Of waxing and waning on the mere idea of attempting, or having been being in an attemptive sort of mood at the end of our year… (and transitioning to a sleepy sort of washed out blue sunset hue sort of situation) I did… in fact… decide to accept my personal affliction, and (mind you) this disease… quite the most unending of headaches during my afternoon psychic walks through childhood trauma… An illness of such a magnitude that I could not shake it regardless of the prescription nor concentrate. No, no sort of biotic (or anti-thereof) would sort this out, the only way to ascend… to grow? to build… was to give in and allow myself the eccentricity of a desire for silent anarchy. Does one deserve the walled garden? Rather, are we all complicit; did I help build it and if so can I find a solution? … a blueprint for existence alongside, yet not next to, the status quo, more-for-less; can I avoid the bafflification of knowledge which landscapes the encapsulation of this digital experiment?

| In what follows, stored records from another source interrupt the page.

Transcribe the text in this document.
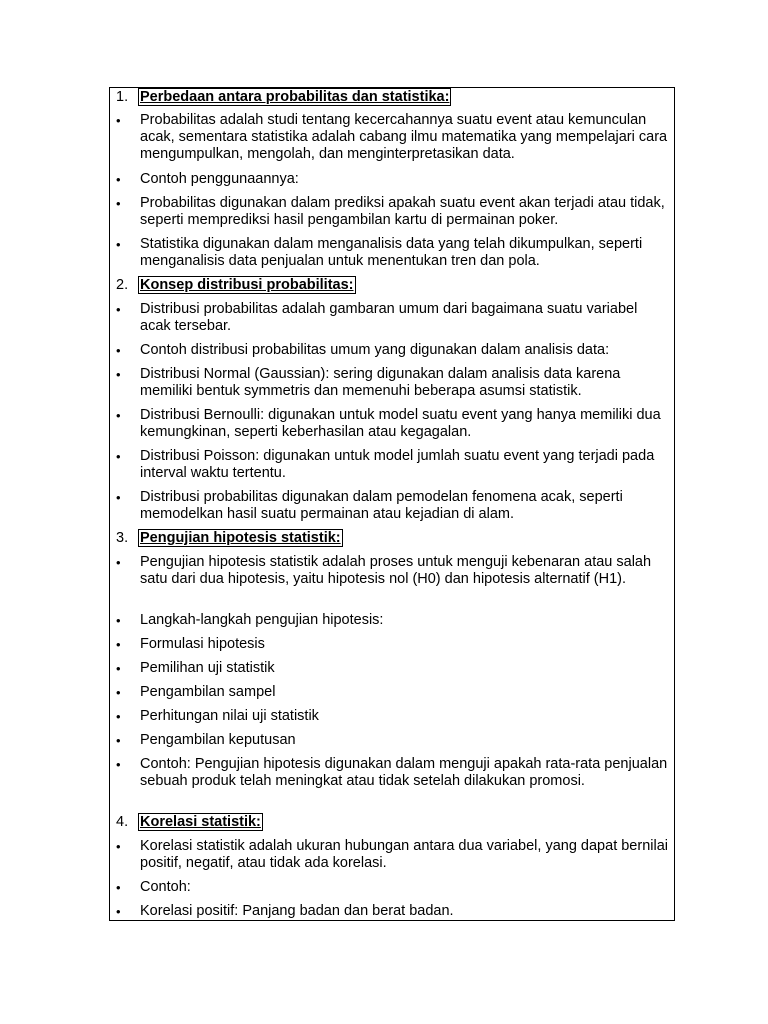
1. Perbedaan antara probabilitas dan statistika:
•	Probabilitas adalah studi tentang kecercahannya suatu event atau kemunculan acak, sementara statistika adalah cabang ilmu matematika yang mempelajari cara mengumpulkan, mengolah, dan menginterpretasikan data.
•	Contoh penggunaannya:
•	Probabilitas digunakan dalam prediksi apakah suatu event akan terjadi atau tidak, seperti memprediksi hasil pengambilan kartu di permainan poker.
•	Statistika digunakan dalam menganalisis data yang telah dikumpulkan, seperti menganalisis data penjualan untuk menentukan tren dan pola.
2. Konsep distribusi probabilitas:
•	Distribusi probabilitas adalah gambaran umum dari bagaimana suatu variabel acak tersebar.
•	Contoh distribusi probabilitas umum yang digunakan dalam analisis data:
•	Distribusi Normal (Gaussian): sering digunakan dalam analisis data karena memiliki bentuk symmetris dan memenuhi beberapa asumsi statistik.
•	Distribusi Bernoulli: digunakan untuk model suatu event yang hanya memiliki dua kemungkinan, seperti keberhasilan atau kegagalan.
•	Distribusi Poisson: digunakan untuk model jumlah suatu event yang terjadi pada interval waktu tertentu.
•	Distribusi probabilitas digunakan dalam pemodelan fenomena acak, seperti memodelkan hasil suatu permainan atau kejadian di alam.
3. Pengujian hipotesis statistik:
•	Pengujian hipotesis statistik adalah proses untuk menguji kebenaran atau salah satu dari dua hipotesis, yaitu hipotesis nol (H0) dan hipotesis alternatif (H1).
•	Langkah-langkah pengujian hipotesis:
•	Formulasi hipotesis
•	Pemilihan uji statistik
•	Pengambilan sampel
•	Perhitungan nilai uji statistik
•	Pengambilan keputusan
•	Contoh: Pengujian hipotesis digunakan dalam menguji apakah rata-rata penjualan sebuah produk telah meningkat atau tidak setelah dilakukan promosi.
4. Korelasi statistik:
•	Korelasi statistik adalah ukuran hubungan antara dua variabel, yang dapat bernilai positif, negatif, atau tidak ada korelasi.
•	Contoh:
•	Korelasi positif: Panjang badan dan berat badan.
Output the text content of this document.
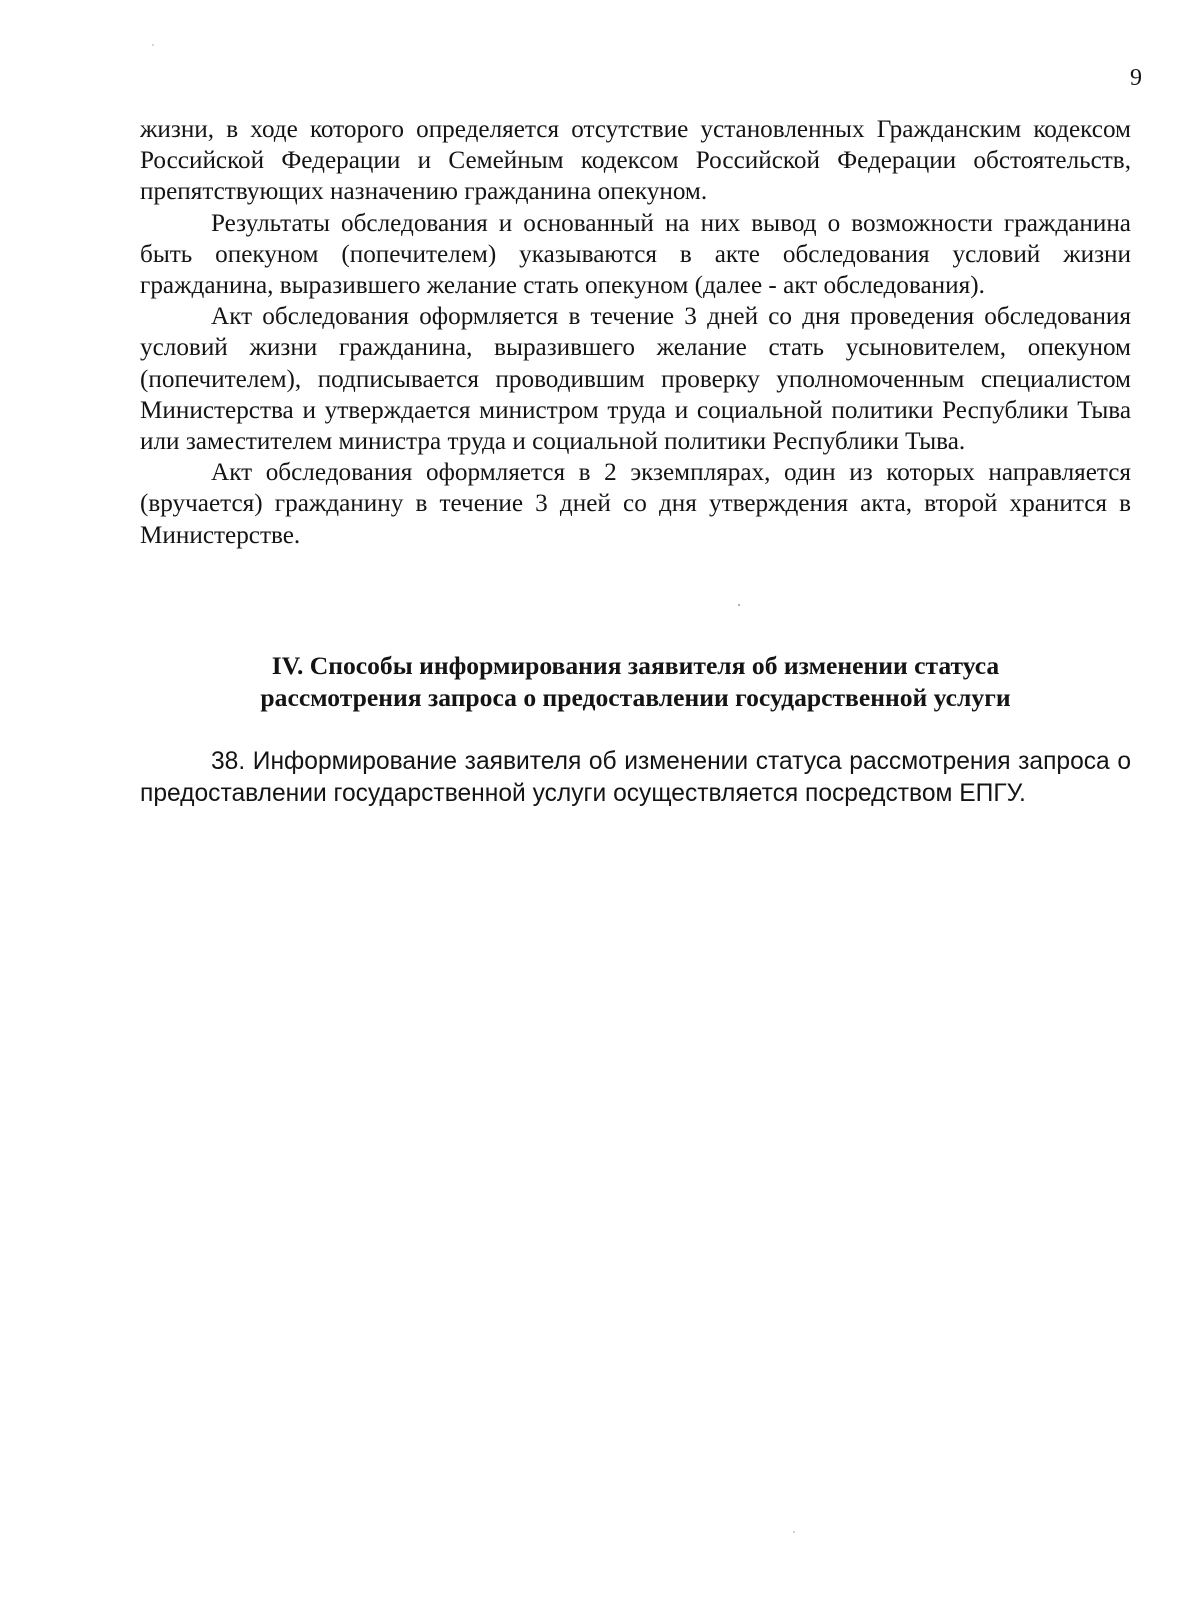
9

жизни, в ходе которого определяется отсутствие установленных Гражданским кодексом Российской Федерации и Семейным кодексом Российской Федерации обстоятельств, препятствующих назначению гражданина опекуном.

Результаты обследования и основанный на них вывод о возможности гражданина быть опекуном (попечителем) указываются в акте обследования условий жизни гражданина, выразившего желание стать опекуном (далее - акт обследования).

Акт обследования оформляется в течение 3 дней со дня проведения обследования условий жизни гражданина, выразившего желание стать усыновителем, опекуном (попечителем), подписывается проводившим проверку уполномоченным специалистом Министерства и утверждается министром труда и социальной политики Республики Тыва или заместителем министра труда и социальной политики Республики Тыва.

Акт обследования оформляется в 2 экземплярах, один из которых направляется (вручается) гражданину в течение 3 дней со дня утверждения акта, второй хранится в Министерстве.

IV. Способы информирования заявителя об изменении статуса
рассмотрения запроса о предоставлении государственной услуги

38. Информирование заявителя об изменении статуса рассмотрения запроса о предоставлении государственной услуги осуществляется посредством ЕПГУ.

Trying to excuse yourself from the table, even when you brought your own dish, is a little awkward it seems.
In the five (or so) months that I have been attempting a patient and safe decoupling of my vessel from the Space Station U.S.S. Alphabet? … I have been able to accomplish far less than I had hoped. What the proletariat reality consists of, currently, is the daily onslaught of many disparate threads clutching together to weave an ugly tapestry in representation of the (hardly) functional life we lead today. Maybe just me?
I don’t think so. I’ll continue moving towards a personal operating system that works for my deprecated firmware; outside of the mainstream technodictate. Just right after I muster the mental fortitude, convert that to alacrity, and organize my photos without Google…
Has anyone even worried that this is too much for the children? Think of the poor children?! :)?